RFI : Vous êtes gynécologue, spécialisé dans la chirurgie réparatrice des femmes violées, mais aujourd’hui vous êtes aussi un homme engagé qui appelle les Congolais à un sursaut. Pourquoi cet engagement ?

Docteur Denis Mukwege : J’ai travaillé pendant quinze ans au bloc opératoire et malheureusement, je me suis trouvé en train d’opérer des femmes qui ont été violées, mais avec une extrême violence, donc leur appareil génital était souvent endommagé. J’ai commencé à soigner d’abord les victimes, leurs enfants elles-mêmes étaient violées, et quand je suis arrivé au niveau de soigner les petits enfants, j’avais compris que c’est un cercle qui n’a pas de fin et que la solution n’était pas au bloc opératoire. Donc il fallait également s’occuper des causes.

Et vous allez plus loin. Vous dites : « Derrière ces viols de guerre, derrière cette arme de destruction massive, il y a de l’argent sale ».
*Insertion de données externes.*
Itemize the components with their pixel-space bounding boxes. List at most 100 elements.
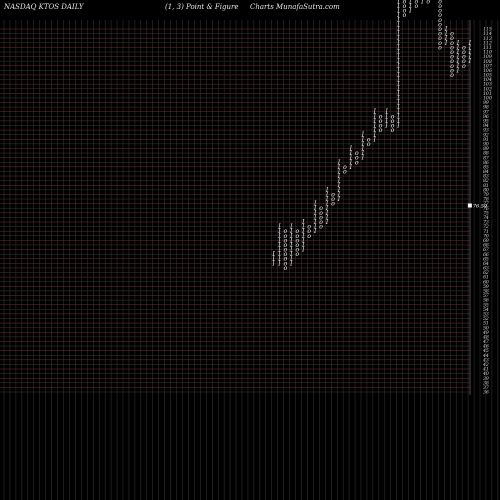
pnf-o-mark: o bbox=[438, 12, 442, 19]
y-tick-label: 60 bbox=[483, 279, 489, 285]
pnf-o-mark: o bbox=[403, 0, 407, 5]
pnf-x-mark: I bbox=[456, 44, 460, 51]
y-tick-label: 101 bbox=[483, 91, 492, 97]
y-tick-label: 52 bbox=[483, 316, 489, 322]
pnf-o-mark: o bbox=[450, 67, 454, 74]
pnf-x-mark: I bbox=[384, 113, 388, 120]
pnf-o-mark: o bbox=[450, 49, 454, 56]
pnf-x-mark: I bbox=[277, 224, 281, 231]
pnf-x-mark: I bbox=[372, 122, 376, 129]
pnf-x-mark: I bbox=[337, 159, 341, 166]
pnf-o-mark: o bbox=[438, 26, 442, 33]
pnf-x-mark: I bbox=[396, 44, 400, 51]
pnf-x-mark: I bbox=[361, 141, 365, 148]
pnf-o-mark: o bbox=[379, 118, 383, 125]
pnf-x-mark: I bbox=[361, 136, 365, 143]
pnf-x-mark: I bbox=[289, 260, 293, 267]
pnf-x-mark: I bbox=[301, 237, 305, 244]
y-tick-label: 81 bbox=[483, 183, 489, 189]
pnf-x-mark: I bbox=[271, 251, 275, 258]
pnf-o-mark: o bbox=[284, 265, 288, 272]
pnf-x-mark: I bbox=[289, 242, 293, 249]
y-tick-label: 94 bbox=[483, 123, 489, 129]
pnf-o-mark: o bbox=[403, 12, 407, 19]
pnf-x-mark: I bbox=[396, 81, 400, 88]
pnf-o-mark: o bbox=[295, 237, 299, 244]
pnf-x-mark: I bbox=[277, 237, 281, 244]
pnf-o-mark: o bbox=[319, 205, 323, 212]
pnf-x-mark: I bbox=[444, 35, 448, 42]
y-tick-label: 100 bbox=[483, 96, 492, 102]
vertical-gridlines bbox=[3, 20, 499, 500]
pnf-x-mark: I bbox=[384, 122, 388, 129]
pnf-x-mark: I bbox=[337, 173, 341, 180]
y-tick-label: 68 bbox=[483, 243, 489, 249]
pnf-x-mark: I bbox=[349, 145, 353, 152]
pnf-o-mark: o bbox=[426, 0, 430, 1]
pnf-x-mark: I bbox=[301, 224, 305, 231]
pnf-o-mark: o bbox=[295, 233, 299, 240]
y-tick-label: 89 bbox=[483, 146, 489, 152]
pnf-o-mark: o bbox=[403, 0, 407, 1]
pnf-o-mark: o bbox=[331, 201, 335, 208]
pnf-x-mark: I bbox=[337, 182, 341, 189]
pnf-o-mark: o bbox=[379, 113, 383, 120]
horizontal-gridlines bbox=[0, 20, 471, 395]
pnf-o-mark: o bbox=[391, 127, 395, 134]
pnf-x-mark: I bbox=[337, 164, 341, 171]
pnf-x-mark: I bbox=[396, 0, 400, 1]
pnf-o-mark: o bbox=[355, 155, 359, 162]
y-tick-label: 93 bbox=[483, 128, 489, 134]
y-tick-label: 102 bbox=[483, 86, 492, 92]
pnf-x-mark: I bbox=[444, 31, 448, 38]
pnf-o-mark: o bbox=[438, 0, 442, 1]
pnf-x-mark: I bbox=[301, 242, 305, 249]
pnf-x-mark: I bbox=[408, 8, 412, 15]
y-tick-label: 105 bbox=[483, 73, 492, 79]
pnf-x-mark: I bbox=[396, 26, 400, 33]
y-axis: 3637383940414243444546474849505152535455… bbox=[482, 27, 492, 396]
pnf-x-mark: I bbox=[396, 49, 400, 56]
pnf-o-mark: o bbox=[450, 72, 454, 79]
pnf-x-mark: I bbox=[396, 109, 400, 116]
y-tick-label: 71 bbox=[483, 229, 489, 235]
y-tick-label: 95 bbox=[483, 118, 489, 124]
pnf-o-mark: o bbox=[438, 3, 442, 10]
y-tick-label: 45 bbox=[482, 348, 489, 354]
pnf-x-mark: I bbox=[420, 0, 424, 1]
pnf-x-mark: I bbox=[468, 40, 472, 47]
pnf-o-mark: o bbox=[319, 210, 323, 217]
pnf-x-mark: I bbox=[325, 191, 329, 198]
pnf-o-mark: o bbox=[438, 31, 442, 38]
pnf-x-mark: I bbox=[396, 122, 400, 129]
pnf-x-mark: I bbox=[289, 233, 293, 240]
pnf-o-mark: o bbox=[343, 164, 347, 171]
y-tick-label: 79 bbox=[483, 192, 489, 198]
pnf-x-mark: I bbox=[444, 40, 448, 47]
y-tick-label: 38 bbox=[483, 380, 489, 386]
y-tick-label: 53 bbox=[483, 311, 489, 317]
pnf-x-mark: I bbox=[301, 219, 305, 226]
pnf-o-mark: o bbox=[438, 21, 442, 28]
pnf-x-mark: I bbox=[468, 44, 472, 51]
pnf-x-mark: I bbox=[337, 187, 341, 194]
pnf-x-mark: I bbox=[277, 242, 281, 249]
pnf-o-mark: o bbox=[295, 251, 299, 258]
pnf-x-mark: I bbox=[349, 155, 353, 162]
pnf-o-mark: o bbox=[450, 31, 454, 38]
pnf-o-mark: o bbox=[379, 127, 383, 134]
pnf-o-mark: o bbox=[462, 63, 466, 70]
pnf-o-mark: o bbox=[450, 35, 454, 42]
pnf-x-mark: I bbox=[349, 150, 353, 157]
pnf-x-mark: I bbox=[468, 49, 472, 56]
pnf-o-mark: o bbox=[343, 168, 347, 175]
pnf-x-mark: I bbox=[444, 26, 448, 33]
y-tick-label: 96 bbox=[483, 114, 489, 120]
pnf-o-mark: o bbox=[414, 0, 418, 1]
y-tick-label: 108 bbox=[483, 59, 492, 65]
pnf-o-mark: o bbox=[319, 214, 323, 221]
pnf-o-mark: o bbox=[355, 150, 359, 157]
pnf-x-mark: I bbox=[361, 132, 365, 139]
y-tick-label: 92 bbox=[483, 132, 489, 138]
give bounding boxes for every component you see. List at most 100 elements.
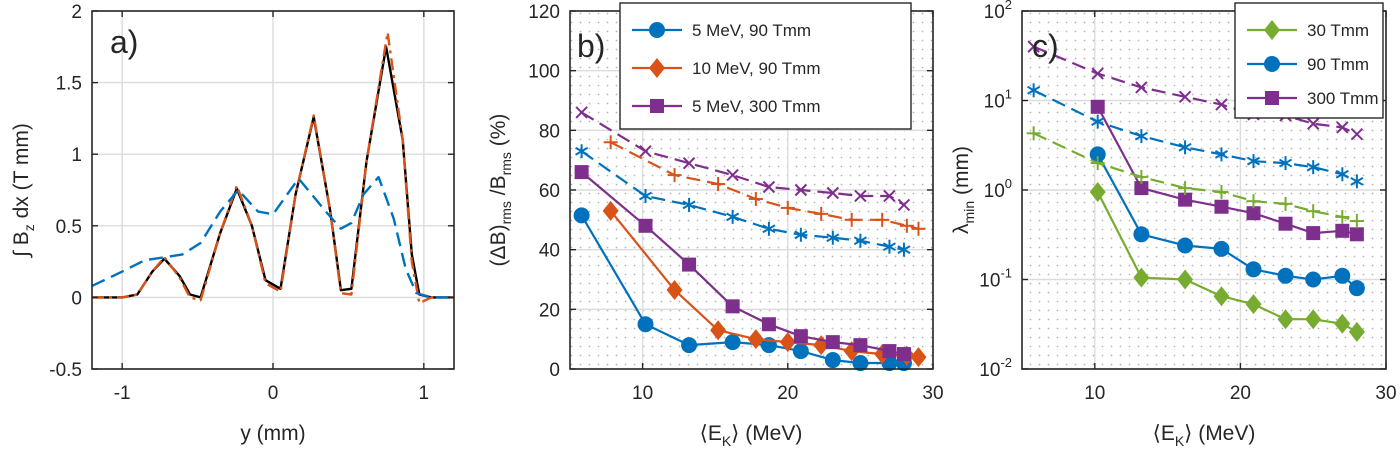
y-axis-label-a: ∫ Bz dx (T mm) [10, 123, 37, 258]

Absolument. Puisque là où il y avait les minerais, c’est là où il y avait les groupes armés du Congo.

Parce que vous avez ce courage de parler vous vous exposez. En 2012, vous avez été attaqué à votre domicile de Bukavu. Qu’en est-il aujourd’hui ?

En 2012, effectivement j’ai été attaqué. Malheureusement, cette attaque s’est passée le soir du 25 octobre 2012, mes enfants étaient pris en otage et les gens qui sont venus chez moi m’attendaient calmement au salon après avoir maîtrisé tout le monde. Et quand je suis arrivé, mon ami Joseph, qui a voulu me protéger quand ces messieurs voulaient tirer sur moi, malheureusement c’est lui qui a pris la balle. Nous sommes tous les deux tombés et ils sont partis. Il a perdu sa vie en essayant de me sauver. Et aujourd’hui, pour ma sécurité, je vis à l’hôpital avec les malades.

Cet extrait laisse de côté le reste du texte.